Friday, August 26, 2016

Where are the winos of tomorrow?

Was walking the senior canine in a weedy path off the main road and came across this:


A fine Chablis, looks like, from Chateau Diana. And yet I can't find this particular bottle on their Web site.

Some observations:

1) Apparently Chateau Diana makes "wine products," some sort of Boone's Farm-like adulteration, and this might be one of them. I declined a closer look to read the label. The dog got a good whiff, but that didn't help. He has no taste at all. I wonder if they just put the show wines on the Web site and the cheap party crap in the stores.

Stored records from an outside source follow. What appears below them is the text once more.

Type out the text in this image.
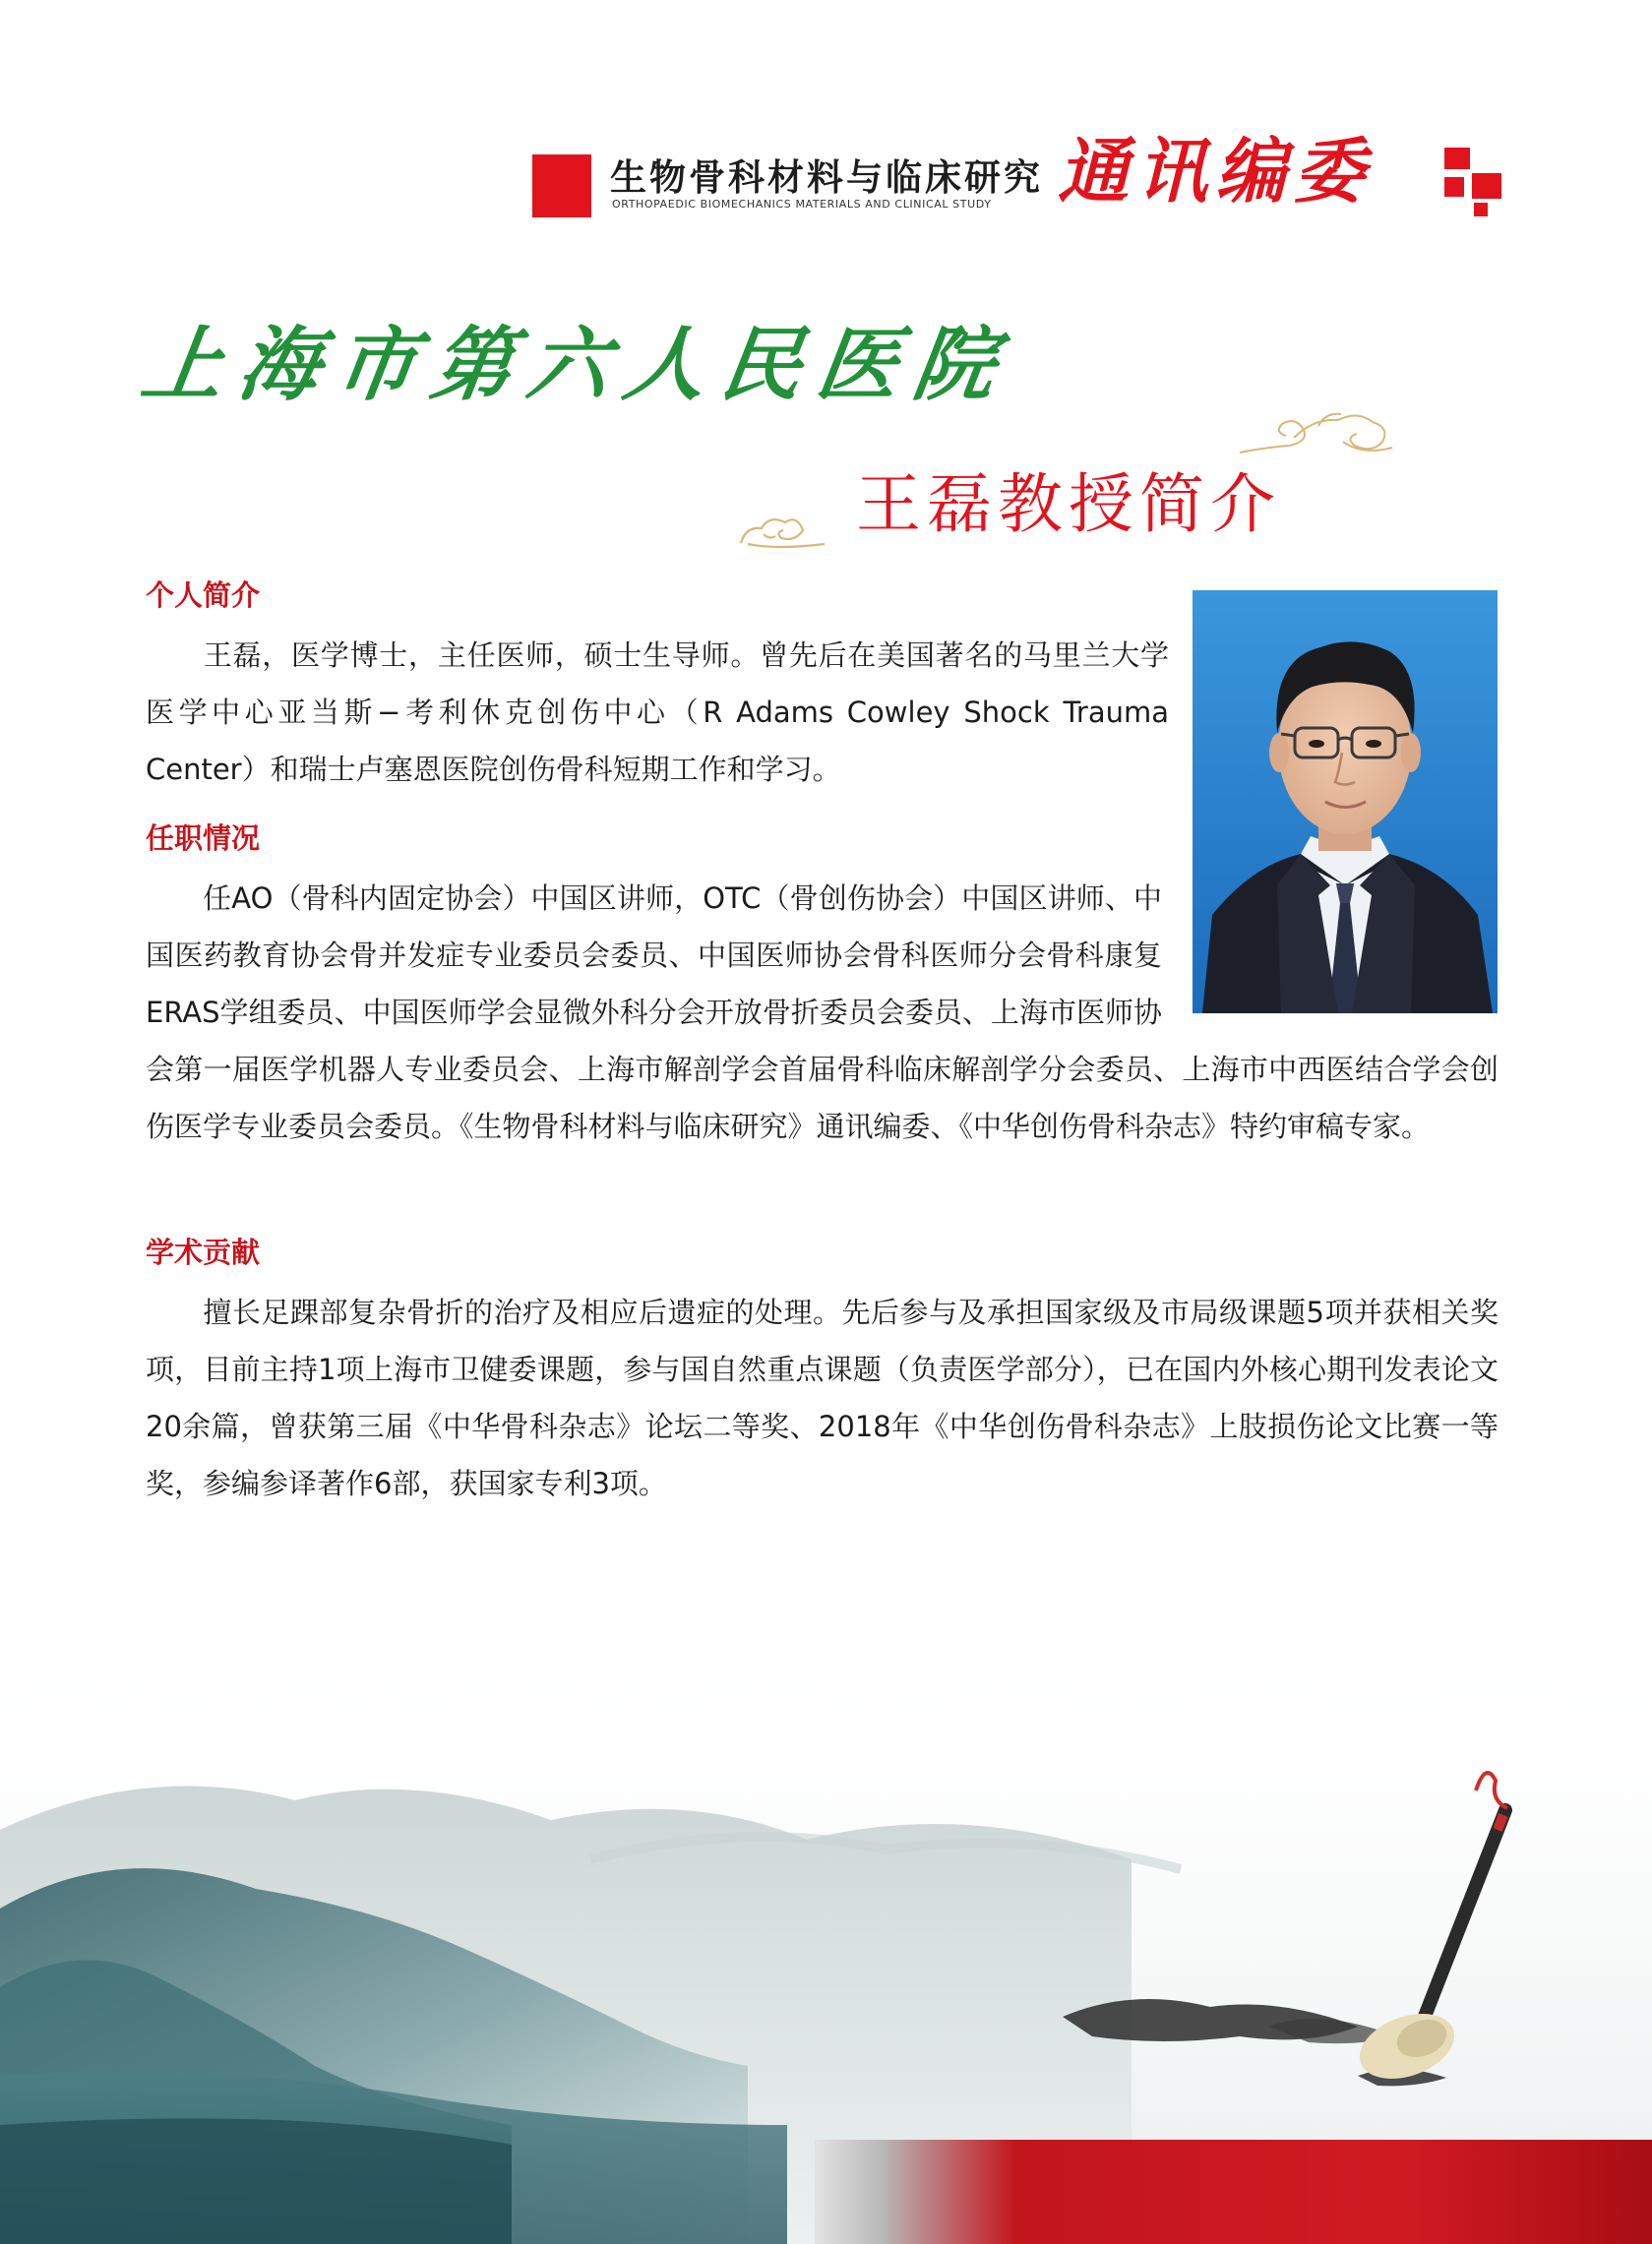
生物骨科材料与临床研究
ORTHOPAEDIC BIOMECHANICS MATERIALS AND CLINICAL STUDY 通讯编委
上海市第六人民医院
王磊教授简介
个人简介
王磊，医学博士，主任医师，硕士生导师。曾先后在美国著名的马里兰大学医学中心亚当斯−考利休克创伤中心（R Adams Cowley Shock Trauma Center）和瑞士卢塞恩医院创伤骨科短期工作和学习。
任职情况
任AO（骨科内固定协会）中国区讲师，OTC（骨创伤协会）中国区讲师、中国医药教育协会骨并发症专业委员会委员、中国医师协会骨科医师分会骨科康复ERAS学组委员、中国医师学会显微外科分会开放骨折委员会委员、上海市医师协会第一届医学机器人专业委员会、上海市解剖学会首届骨科临床解剖学分会委员、上海市中西医结合学会创伤医学专业委员会委员。《生物骨科材料与临床研究》通讯编委、《中华创伤骨科杂志》特约审稿专家。
学术贡献
擅长足踝部复杂骨折的治疗及相应后遗症的处理。先后参与及承担国家级及市局级课题5项并获相关奖项，目前主持1项上海市卫健委课题，参与国自然重点课题（负责医学部分），已在国内外核心期刊发表论文20余篇，曾获第三届《中华骨科杂志》论坛二等奖、2018年《中华创伤骨科杂志》上肢损伤论文比赛一等奖，参编参译著作6部，获国家专利3项。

2) Of course, the cheap stuff that still has some respectability (that is, not Four Roses or Thunderbird or other brands lovingly reviewed on BumWine) comes in larger jugs, and even in boxes---but neither jugs nor boxes are appropriate for impromptu outdoor underage drinking or random boozing. Ironic, isn't it? But true; you ever try to suck wine out of one of those boxes? Tricky.

3) I was impressed that whoever was enjoying this bottle couldn't finish it. This shows admirable restraint. I spotted no puddle of vomit or body-shaped mound to indicate that the spirit was willing but the flesh was weak. Assuming that the enjoyment was continuing, and had not come to a calamitous sickening end, why leave the bottle there? Couldn't find the cap to screw back on?

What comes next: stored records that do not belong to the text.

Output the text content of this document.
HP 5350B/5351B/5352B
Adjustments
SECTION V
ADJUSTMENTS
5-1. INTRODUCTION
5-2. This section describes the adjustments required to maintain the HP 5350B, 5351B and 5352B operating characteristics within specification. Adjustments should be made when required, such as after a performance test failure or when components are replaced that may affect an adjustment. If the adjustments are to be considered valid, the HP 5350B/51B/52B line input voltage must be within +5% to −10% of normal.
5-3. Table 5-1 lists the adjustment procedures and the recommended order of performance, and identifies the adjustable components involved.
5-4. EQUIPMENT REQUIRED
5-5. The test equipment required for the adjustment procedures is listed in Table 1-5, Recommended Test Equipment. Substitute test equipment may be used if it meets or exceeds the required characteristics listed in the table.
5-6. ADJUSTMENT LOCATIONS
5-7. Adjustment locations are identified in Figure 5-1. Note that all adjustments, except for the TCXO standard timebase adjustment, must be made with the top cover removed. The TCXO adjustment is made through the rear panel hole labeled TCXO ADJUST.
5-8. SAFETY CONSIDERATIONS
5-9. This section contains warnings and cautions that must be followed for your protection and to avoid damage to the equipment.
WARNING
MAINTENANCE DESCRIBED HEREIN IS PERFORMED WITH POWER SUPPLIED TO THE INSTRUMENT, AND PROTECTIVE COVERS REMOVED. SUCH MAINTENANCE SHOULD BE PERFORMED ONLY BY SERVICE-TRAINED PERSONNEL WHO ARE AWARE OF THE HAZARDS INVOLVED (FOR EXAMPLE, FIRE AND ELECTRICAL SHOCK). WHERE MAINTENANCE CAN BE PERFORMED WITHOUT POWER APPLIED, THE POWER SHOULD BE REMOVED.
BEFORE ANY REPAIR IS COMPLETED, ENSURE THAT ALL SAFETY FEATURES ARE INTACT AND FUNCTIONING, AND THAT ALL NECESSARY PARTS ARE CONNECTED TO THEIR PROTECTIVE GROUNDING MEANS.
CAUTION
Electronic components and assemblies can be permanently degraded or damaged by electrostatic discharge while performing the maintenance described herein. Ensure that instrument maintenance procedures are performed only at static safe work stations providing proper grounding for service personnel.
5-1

4) "Aha," you say, "maybe the bibber was buzzed by the hooters and fled sans wine." Well, in my experience, when the cops roust you they destroy the booze you leave behind, they don't just leave it on the sidewalk for the next dipsomaniac to come along. No, some jolly drinker left this here, showing poor potential as a Future Wino of America. Where will our winos of tomorrow come from?

5) It is interesting that "wino" is one of the more well-known American terms for a flat-out tragic alcoholic bum. I say that because our wine culture is a lot more highbrow and froufrou than that in other nations, where they have wine faucets in the bathroom sink. We kind of look up to wine. We think of real boozehounds as being beer-swilling case-a-day suds muffins or likker-licking 'shiners and whiskey-noodled Oirishmen of the lower echelons. So why is our word not beero or vodko? But no, wino is our word and has been since c. 1915.

6) This respect for wine sparks the kind of attitude that keeps wealthy alcoholics from getting help. As long as one can say, "Yes, I drink eight bottles of wine a day, but it's all quality stuff!" one can insist (at least to the mirror) that one doesn't have a problem with alcohol. Not like the Ripple-sodden hordes out there in the streets.

But I don't think this sad story of the wealthy souse fits the profile of our Chateau Diana abandoner. Frankly, I can't figure out what would cause the bottle to wind up where it was and when. If you're in the lower Hudson Valley and you're missing a bottle that fits this description, drop me a line. Perhaps we can piece together the solution to this mystery.